Troppo, di vino ce n'è troppo, ma non è solo colpa del vino, è il mondo in generale che sta producendo più di quello che può consumare e di quello che può permettersi di comperare.
L’Unione Europea per scongiurare il pericolo sovraproduzione (che sta mettendo in serio pericolo il nostro sistema produttivo), elimina i contributi per la distillazione delle eccedenze dei vini DOC, mentre elargisce premi per l'estirpazione dei vigneti e per la distruzione dell'uva verde sulla vite. Che fare? Non credo basti consumare di meno, credo che sia molto più necessario produrre di meno, ma meglio. E se la risposta sembra sempre una sola, penso sia spesso mal compresa, perché puntare sulla qualità e sull'originalità non vuole dire moltiplicare i prodotti di qualità; non vuole dire, ad esempio convertirci tutti al biologico, quando sappiamo che le superfici destinabili ad un biologico di qualità non sono più moltiplicabili, visto che per queste si richiede che siano lontane da siti inquinanti, autostrade o fonti di contaminazione accidentali come campi dove vengono coltivati con colture OGM. Puntare sulla qualità nella crisi di sovraproduzione in cui ci troviamo vuole dire innanzitutto distinguersi. Distinguersi con un prodotto veramente originale, espressione di un territorio e di una storia, di un metodo produttivo, di un blend di vitigni particolare, ma anche di scelte in campo distinte e distinguibili nel prodotto. Vuole dire anche per il consumatore comperare di meno, ma comprare meglio. E qui l'informazione conta moltissimo così come il ruolo del sommelier.

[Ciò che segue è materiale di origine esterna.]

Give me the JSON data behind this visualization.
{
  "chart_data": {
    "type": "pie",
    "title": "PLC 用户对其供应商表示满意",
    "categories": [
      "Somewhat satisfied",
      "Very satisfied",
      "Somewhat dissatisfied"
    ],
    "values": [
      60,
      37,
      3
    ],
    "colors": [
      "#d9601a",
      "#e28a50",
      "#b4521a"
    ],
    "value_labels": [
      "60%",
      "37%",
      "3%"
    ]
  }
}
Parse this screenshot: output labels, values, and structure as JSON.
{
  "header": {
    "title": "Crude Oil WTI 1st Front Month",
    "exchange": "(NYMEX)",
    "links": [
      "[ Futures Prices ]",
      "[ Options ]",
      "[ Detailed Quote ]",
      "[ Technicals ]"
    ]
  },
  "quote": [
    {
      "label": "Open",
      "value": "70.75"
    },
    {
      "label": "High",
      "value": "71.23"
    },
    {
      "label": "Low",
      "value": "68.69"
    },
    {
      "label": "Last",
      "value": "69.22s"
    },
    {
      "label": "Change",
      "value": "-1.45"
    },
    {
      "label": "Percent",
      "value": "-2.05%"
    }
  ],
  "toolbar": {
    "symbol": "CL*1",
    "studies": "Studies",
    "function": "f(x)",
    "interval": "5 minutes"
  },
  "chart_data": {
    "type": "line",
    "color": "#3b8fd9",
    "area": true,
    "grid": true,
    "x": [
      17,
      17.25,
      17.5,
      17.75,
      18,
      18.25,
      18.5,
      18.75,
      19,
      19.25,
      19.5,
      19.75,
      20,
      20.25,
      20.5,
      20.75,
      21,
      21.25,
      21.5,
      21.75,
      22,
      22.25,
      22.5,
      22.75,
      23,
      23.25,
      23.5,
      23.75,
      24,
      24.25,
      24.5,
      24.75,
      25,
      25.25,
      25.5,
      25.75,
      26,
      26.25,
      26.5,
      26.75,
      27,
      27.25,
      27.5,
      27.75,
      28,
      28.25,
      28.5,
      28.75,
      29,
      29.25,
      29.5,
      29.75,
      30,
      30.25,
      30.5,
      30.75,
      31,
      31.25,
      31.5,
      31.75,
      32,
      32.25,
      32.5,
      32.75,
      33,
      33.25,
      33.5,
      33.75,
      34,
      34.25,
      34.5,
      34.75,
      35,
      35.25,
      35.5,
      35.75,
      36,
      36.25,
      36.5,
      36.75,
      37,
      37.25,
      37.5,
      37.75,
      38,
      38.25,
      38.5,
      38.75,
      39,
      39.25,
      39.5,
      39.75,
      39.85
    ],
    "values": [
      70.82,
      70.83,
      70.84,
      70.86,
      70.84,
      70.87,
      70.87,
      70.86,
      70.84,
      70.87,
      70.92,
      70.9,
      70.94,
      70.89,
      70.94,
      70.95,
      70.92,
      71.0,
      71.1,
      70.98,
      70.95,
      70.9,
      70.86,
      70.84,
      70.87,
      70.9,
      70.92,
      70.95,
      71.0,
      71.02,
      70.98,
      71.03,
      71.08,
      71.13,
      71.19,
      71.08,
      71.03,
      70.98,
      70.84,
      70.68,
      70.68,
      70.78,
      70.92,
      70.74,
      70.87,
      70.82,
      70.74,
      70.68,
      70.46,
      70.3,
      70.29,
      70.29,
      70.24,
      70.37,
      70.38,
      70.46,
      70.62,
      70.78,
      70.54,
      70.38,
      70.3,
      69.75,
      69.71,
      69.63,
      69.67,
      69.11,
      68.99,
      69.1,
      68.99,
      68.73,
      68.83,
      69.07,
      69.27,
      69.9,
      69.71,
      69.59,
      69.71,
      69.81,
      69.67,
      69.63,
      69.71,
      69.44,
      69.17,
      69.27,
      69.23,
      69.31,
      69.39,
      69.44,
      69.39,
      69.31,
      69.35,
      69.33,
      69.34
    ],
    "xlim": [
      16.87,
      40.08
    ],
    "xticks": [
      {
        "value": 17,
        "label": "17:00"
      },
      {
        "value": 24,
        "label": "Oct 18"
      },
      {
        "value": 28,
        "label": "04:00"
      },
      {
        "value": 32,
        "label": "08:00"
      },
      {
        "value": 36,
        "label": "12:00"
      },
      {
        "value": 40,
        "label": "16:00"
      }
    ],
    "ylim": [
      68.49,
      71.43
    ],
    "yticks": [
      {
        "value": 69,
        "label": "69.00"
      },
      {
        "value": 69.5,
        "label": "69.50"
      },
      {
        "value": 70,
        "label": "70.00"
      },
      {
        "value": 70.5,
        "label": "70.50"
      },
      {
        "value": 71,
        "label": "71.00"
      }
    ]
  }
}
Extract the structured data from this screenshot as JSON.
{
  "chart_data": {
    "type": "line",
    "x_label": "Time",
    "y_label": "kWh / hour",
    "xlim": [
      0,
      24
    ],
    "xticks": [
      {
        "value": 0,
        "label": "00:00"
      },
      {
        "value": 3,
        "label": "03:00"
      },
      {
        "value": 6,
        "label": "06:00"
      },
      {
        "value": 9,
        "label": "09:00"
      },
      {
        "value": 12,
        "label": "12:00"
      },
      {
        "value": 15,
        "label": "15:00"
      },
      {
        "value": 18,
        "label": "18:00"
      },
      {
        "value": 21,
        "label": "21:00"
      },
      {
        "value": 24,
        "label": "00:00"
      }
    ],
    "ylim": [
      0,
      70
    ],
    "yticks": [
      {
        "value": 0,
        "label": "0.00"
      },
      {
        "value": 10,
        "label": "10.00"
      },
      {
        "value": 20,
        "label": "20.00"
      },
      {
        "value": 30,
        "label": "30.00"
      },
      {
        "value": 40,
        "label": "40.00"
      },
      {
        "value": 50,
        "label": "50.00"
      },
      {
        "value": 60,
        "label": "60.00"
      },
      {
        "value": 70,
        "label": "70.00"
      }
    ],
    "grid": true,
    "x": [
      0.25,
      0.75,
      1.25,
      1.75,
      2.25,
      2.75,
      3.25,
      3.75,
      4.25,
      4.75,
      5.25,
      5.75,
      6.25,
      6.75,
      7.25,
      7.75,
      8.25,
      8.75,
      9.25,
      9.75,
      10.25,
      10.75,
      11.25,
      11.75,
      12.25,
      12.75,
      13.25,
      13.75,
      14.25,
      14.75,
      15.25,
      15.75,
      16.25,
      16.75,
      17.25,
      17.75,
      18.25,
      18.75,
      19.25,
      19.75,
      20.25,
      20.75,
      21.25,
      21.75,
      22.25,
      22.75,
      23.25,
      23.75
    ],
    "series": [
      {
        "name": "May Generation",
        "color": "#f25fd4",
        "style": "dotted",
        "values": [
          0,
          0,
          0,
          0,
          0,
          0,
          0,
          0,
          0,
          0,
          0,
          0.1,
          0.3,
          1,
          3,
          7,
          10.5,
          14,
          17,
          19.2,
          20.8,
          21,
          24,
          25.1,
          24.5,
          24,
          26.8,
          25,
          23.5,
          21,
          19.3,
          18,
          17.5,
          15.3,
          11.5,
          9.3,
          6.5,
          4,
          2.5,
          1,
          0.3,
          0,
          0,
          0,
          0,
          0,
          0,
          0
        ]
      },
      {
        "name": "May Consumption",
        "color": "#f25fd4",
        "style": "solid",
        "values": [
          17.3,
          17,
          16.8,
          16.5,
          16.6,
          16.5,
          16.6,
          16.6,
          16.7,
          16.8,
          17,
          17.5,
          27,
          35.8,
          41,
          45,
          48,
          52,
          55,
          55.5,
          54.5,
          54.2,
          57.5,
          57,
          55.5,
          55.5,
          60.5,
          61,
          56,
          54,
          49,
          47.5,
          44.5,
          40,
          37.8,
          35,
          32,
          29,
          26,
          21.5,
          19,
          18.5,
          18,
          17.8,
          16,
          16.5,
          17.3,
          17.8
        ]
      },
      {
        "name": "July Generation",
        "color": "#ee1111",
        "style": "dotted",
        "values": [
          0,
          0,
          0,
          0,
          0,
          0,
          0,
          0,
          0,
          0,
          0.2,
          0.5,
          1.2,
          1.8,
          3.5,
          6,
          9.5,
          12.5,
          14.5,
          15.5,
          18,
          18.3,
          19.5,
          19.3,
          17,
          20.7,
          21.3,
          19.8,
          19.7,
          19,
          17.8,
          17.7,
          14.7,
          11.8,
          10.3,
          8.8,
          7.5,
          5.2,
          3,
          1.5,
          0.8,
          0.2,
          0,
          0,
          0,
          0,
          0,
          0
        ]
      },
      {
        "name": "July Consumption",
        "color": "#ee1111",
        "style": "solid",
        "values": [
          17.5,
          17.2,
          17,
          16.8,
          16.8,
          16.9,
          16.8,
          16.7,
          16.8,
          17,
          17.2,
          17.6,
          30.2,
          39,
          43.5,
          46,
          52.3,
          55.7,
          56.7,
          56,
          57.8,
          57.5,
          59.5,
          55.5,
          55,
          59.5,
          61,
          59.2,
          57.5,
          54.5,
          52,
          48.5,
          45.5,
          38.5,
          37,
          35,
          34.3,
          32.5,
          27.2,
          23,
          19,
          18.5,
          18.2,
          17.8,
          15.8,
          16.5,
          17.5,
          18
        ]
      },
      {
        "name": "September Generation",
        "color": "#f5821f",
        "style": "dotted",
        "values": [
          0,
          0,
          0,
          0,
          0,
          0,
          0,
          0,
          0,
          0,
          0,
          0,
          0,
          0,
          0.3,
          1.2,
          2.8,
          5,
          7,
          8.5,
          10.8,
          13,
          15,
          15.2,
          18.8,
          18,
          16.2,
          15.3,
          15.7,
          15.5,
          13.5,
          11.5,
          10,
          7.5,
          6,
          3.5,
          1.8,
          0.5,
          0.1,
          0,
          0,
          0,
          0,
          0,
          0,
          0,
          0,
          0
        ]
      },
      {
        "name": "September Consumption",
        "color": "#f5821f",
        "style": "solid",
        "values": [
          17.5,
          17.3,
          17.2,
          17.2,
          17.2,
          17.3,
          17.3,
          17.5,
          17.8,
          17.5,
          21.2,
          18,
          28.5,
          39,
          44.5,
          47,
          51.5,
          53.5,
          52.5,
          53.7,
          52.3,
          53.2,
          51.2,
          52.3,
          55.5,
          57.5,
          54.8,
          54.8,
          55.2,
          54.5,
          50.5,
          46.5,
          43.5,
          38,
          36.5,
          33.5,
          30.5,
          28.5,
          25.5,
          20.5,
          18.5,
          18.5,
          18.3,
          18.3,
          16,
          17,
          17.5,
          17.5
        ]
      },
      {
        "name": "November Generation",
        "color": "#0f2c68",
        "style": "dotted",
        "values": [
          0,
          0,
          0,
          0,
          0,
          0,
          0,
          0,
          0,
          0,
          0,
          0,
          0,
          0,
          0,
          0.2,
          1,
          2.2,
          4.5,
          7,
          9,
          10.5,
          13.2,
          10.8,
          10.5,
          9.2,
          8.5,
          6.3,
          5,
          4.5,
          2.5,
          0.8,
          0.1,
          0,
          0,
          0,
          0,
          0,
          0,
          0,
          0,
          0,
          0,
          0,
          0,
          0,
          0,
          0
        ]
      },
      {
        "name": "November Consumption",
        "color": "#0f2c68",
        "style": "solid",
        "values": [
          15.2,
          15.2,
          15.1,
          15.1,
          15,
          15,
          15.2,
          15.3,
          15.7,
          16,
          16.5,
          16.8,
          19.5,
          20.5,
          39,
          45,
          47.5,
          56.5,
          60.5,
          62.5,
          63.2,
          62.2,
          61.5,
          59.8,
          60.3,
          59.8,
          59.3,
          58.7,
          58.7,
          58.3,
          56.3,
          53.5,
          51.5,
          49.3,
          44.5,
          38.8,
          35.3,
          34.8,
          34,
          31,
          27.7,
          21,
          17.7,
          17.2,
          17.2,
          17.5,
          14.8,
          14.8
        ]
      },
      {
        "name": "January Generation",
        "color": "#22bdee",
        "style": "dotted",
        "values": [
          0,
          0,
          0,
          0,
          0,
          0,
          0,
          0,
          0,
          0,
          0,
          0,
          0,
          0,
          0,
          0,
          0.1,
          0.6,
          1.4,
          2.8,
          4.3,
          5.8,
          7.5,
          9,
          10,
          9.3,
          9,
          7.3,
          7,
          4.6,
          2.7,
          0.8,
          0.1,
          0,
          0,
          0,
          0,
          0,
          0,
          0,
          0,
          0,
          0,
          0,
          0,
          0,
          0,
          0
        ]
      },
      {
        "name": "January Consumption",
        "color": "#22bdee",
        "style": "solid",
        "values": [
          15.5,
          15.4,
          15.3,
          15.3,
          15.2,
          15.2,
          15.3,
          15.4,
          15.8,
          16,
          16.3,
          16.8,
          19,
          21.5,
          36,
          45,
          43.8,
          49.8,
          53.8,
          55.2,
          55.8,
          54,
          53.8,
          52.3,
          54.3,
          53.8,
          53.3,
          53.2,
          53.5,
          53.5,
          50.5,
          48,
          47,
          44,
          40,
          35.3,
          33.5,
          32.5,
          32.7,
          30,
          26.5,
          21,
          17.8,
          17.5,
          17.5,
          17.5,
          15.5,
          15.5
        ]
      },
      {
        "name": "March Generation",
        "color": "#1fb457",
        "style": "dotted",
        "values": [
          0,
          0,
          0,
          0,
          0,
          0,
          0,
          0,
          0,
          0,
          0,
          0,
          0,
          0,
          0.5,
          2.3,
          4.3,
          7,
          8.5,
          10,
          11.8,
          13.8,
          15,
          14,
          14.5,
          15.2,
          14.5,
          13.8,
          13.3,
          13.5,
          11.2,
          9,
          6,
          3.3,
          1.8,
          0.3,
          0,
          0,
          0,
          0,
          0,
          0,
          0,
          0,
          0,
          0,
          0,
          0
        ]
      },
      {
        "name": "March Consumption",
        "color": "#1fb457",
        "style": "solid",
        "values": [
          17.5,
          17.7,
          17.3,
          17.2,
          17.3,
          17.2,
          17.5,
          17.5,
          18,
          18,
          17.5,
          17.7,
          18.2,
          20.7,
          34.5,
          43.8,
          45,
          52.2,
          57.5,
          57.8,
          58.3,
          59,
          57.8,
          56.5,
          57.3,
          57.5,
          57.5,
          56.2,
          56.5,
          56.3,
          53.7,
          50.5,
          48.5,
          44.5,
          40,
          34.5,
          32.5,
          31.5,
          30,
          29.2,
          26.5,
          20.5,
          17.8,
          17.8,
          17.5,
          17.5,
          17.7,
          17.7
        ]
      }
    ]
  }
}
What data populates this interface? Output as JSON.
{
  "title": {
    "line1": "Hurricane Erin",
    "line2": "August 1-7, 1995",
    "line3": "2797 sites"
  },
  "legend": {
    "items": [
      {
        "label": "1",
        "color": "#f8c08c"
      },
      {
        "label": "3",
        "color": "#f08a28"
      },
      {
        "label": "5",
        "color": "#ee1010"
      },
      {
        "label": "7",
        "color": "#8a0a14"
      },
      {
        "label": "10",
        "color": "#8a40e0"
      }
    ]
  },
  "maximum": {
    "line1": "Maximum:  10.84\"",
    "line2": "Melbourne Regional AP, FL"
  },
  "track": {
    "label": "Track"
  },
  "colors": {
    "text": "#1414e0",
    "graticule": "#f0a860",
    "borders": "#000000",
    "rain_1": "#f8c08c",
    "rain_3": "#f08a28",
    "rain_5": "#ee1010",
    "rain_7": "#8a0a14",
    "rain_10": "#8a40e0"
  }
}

Perché non basta l'etichetta a parlare del vino, occorre sapere cosa sta dietro quel nome: quale storia, quale territorio, quale vocazione, quali scelte di cantina, a quali gusti quel vino risponde, perché è così e non paragonabile a nessun altro. Pensando ai produttori, può essere anche che i meno bravi, i meno appassionati, debbano farsi indietro, debbano lasciare spazio a chi sa che per fare un vino buono ci vogliono scelte anche coraggiose, anche controcorrente, ci vuole sperimentazione, ci vogliono i terreni adatti e il clima giusto, ci vuole creatività e forse anche un pizzico di follia. Il famoso pinot nero di Romanée Conti, uno dei vini più costosi del mondo, viene coltivato in appena 1,8 ettari di terreno con una produzione annua di 5000/6000 bottiglie. Nulla a che vedere con le 70.000 bottiglie annue di Yquem e le 30.000 di Petrus, pur trattandosi di vini molto costosi. Il suolo del vigneto Romanée Conti viene arricchito con un composto di residui di fermentazione e radici di vite.
Vendemmia verde e uso dei buoi per dissodare il terreno al posto dei trattori, sono altri processi di sostanza con cui si fa uno dei vini più ricercati al mondo. Certo è un vino per pochi e non è nell'interesse del mondo del vino che ci siano solo vini per pochi, ma forse produrre meno, valorizzare di più, convincere il consumatore che un vino meglio prodotto fa anche meglio alla sua salute, essere originali veramente e non pretendere di esserlo, può essere una via che, per altro, dietro alle etichette chiede fatti concreti e scelte rischiose.